GC-like structures were observed in 28 of 165 patients (17%). When GCs were defined as T and B cell aggregates with proliferating cells with a network of follicular dendritic cells and activated endothelial cells, such microenvironments were found in all patients in whom structures with GC-like morphology were observed. The defined microenvironments were not found in patients without apparent GC-like structures.

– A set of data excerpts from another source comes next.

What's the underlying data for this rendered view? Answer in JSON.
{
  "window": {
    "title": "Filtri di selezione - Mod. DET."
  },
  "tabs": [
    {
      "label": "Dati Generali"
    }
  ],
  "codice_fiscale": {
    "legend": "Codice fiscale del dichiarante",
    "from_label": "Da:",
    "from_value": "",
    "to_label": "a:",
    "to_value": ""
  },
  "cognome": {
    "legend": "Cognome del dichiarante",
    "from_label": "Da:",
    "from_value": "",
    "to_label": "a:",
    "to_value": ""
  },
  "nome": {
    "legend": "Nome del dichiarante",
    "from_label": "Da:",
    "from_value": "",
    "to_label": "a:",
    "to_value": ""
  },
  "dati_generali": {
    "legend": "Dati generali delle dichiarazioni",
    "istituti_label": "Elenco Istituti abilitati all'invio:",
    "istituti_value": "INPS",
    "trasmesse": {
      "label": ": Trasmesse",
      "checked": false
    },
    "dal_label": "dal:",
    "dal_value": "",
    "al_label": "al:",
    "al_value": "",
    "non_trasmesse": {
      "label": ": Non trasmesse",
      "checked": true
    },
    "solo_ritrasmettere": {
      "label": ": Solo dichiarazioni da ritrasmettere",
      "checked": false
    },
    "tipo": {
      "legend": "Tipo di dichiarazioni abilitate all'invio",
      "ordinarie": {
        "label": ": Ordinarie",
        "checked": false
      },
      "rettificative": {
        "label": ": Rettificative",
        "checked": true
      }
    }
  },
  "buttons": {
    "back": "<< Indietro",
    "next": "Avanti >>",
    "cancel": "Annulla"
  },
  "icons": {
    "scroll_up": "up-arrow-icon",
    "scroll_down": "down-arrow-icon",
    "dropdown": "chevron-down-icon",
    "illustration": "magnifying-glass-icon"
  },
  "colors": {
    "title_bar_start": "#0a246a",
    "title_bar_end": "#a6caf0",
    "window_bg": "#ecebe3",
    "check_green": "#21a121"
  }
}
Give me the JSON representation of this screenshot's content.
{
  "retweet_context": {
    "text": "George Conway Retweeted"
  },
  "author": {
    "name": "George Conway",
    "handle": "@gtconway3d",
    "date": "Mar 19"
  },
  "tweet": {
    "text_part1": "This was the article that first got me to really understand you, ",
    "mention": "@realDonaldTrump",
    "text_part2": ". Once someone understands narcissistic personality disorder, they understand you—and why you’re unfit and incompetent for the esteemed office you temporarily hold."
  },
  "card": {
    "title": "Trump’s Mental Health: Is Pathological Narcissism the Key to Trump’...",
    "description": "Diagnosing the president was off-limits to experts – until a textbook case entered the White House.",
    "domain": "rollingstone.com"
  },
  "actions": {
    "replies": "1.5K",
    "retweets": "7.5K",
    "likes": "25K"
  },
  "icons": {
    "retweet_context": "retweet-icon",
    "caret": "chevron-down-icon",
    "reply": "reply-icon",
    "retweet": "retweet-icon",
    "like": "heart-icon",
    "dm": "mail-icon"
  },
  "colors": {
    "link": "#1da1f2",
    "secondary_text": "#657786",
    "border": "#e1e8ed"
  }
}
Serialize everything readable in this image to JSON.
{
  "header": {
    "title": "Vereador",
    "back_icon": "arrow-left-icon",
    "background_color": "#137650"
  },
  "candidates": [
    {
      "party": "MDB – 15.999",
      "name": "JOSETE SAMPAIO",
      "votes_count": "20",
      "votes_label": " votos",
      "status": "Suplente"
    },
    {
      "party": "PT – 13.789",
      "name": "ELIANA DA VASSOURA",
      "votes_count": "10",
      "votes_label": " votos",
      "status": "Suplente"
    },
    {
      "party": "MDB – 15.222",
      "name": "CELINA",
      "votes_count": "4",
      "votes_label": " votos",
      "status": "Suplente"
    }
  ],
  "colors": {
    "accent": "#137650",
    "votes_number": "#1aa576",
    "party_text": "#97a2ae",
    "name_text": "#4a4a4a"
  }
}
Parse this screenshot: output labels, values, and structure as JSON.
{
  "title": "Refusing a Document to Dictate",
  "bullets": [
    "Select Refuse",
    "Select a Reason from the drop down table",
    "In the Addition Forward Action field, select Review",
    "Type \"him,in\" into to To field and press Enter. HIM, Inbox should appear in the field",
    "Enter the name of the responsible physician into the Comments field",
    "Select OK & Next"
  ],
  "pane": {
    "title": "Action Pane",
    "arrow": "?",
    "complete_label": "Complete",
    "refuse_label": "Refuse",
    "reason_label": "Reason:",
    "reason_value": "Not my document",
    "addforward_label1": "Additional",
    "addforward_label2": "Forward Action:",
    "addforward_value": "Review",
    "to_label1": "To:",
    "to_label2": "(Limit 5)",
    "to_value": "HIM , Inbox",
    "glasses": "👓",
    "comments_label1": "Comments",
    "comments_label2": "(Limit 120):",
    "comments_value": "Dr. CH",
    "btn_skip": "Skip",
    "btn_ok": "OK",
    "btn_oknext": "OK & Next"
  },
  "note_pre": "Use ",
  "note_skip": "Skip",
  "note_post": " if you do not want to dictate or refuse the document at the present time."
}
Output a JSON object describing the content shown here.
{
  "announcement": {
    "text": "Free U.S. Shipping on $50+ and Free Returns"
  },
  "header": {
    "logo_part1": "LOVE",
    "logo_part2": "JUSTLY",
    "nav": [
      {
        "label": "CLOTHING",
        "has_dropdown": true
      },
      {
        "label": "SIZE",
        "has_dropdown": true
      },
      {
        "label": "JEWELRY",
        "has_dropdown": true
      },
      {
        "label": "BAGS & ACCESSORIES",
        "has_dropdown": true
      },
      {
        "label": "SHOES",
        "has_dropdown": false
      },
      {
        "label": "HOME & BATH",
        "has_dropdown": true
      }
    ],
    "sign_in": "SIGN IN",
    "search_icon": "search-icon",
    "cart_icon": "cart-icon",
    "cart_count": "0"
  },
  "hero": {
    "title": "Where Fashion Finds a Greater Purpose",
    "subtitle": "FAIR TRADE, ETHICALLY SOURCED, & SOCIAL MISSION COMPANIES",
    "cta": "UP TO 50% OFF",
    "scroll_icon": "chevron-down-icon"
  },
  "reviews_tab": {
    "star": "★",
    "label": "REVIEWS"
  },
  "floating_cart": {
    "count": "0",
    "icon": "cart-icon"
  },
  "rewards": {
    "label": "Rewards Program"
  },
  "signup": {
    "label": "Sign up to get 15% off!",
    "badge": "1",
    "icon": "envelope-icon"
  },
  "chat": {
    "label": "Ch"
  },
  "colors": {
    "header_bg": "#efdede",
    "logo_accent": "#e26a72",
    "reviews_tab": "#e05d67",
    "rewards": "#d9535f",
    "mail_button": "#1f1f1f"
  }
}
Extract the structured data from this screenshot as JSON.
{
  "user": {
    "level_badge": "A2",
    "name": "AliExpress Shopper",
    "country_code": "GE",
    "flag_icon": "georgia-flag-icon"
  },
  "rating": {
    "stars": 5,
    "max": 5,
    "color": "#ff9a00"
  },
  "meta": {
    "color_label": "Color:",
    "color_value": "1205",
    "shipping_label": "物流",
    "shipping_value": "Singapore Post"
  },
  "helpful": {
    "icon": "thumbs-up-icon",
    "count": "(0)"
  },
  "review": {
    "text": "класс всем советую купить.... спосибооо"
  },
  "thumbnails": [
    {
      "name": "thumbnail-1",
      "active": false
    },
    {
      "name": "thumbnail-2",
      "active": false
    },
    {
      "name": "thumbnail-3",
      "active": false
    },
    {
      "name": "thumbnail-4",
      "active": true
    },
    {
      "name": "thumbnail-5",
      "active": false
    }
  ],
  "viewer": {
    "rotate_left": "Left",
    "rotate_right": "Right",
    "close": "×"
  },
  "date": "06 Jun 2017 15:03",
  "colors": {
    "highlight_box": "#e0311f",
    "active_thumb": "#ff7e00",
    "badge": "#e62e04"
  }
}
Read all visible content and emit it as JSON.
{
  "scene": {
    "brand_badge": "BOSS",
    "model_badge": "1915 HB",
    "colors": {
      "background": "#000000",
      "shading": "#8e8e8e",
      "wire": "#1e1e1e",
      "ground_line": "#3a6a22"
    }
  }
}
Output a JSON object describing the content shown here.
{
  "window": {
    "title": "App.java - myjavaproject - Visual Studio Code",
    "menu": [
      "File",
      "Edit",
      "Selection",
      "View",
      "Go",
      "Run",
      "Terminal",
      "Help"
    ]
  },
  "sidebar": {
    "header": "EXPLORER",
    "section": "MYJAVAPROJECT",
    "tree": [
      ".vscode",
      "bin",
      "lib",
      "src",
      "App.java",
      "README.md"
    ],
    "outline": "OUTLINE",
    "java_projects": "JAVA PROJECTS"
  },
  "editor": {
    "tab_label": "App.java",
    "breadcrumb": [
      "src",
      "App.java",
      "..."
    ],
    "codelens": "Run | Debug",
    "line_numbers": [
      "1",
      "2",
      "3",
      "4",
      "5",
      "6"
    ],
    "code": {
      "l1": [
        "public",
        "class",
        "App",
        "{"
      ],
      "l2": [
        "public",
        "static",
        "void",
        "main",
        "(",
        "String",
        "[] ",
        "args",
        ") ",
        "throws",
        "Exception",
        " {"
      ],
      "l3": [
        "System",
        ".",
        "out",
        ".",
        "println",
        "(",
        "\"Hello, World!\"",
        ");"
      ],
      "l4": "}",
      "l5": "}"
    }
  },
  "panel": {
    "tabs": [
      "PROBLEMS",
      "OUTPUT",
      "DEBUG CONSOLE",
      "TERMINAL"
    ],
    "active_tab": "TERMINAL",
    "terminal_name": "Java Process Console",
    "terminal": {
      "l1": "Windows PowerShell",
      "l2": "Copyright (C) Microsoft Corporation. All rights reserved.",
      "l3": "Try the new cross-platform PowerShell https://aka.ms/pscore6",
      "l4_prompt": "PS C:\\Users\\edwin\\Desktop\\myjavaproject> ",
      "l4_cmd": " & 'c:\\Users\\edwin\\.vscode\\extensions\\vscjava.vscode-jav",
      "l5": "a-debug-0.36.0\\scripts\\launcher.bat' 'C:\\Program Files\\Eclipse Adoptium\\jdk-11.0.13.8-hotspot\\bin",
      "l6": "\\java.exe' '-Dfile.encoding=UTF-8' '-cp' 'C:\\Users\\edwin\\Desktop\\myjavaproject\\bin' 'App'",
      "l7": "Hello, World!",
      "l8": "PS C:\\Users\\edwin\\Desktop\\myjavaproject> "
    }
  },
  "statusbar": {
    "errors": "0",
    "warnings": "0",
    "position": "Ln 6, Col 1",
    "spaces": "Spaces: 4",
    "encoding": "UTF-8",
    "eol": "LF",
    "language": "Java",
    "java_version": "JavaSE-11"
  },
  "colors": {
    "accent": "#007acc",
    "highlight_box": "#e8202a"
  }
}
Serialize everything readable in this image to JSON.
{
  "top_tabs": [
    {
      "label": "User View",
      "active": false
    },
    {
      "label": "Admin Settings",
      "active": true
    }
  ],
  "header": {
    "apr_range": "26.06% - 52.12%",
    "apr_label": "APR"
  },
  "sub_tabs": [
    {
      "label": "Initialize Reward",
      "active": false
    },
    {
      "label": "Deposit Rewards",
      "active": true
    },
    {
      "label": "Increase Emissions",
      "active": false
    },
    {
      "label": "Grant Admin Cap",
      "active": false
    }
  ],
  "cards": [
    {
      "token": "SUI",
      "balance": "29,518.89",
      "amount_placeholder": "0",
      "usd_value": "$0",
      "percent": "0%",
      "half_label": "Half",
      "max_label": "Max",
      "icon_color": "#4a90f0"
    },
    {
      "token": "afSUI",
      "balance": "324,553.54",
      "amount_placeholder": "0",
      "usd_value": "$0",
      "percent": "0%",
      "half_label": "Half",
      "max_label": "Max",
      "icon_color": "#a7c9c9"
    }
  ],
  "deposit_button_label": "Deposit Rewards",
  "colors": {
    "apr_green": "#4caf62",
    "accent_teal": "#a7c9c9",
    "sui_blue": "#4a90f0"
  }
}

The GCs formed within the target tissue showed functional features with production of autoantibodies (anti-Ro/SSA and anti-La/SSB) and apoptotic events (by TUNEL staining), and the local production of anti-Ro/SSA and anti-La/SSB autoantibodies was significantly increased (P = 0.04) in patients with GC development.

Conclusion

Lymphoid neogenesis and functional ectopic GC formation take place in salivary glands of a subset of patients with SS. Our data suggest that the ectopic secondary lymphoid follicles contain all elements needed for driving the autoimmune response. Our findings underscore a key role for the target organ in recruitment of inflammatory cells and propagation of the disease process.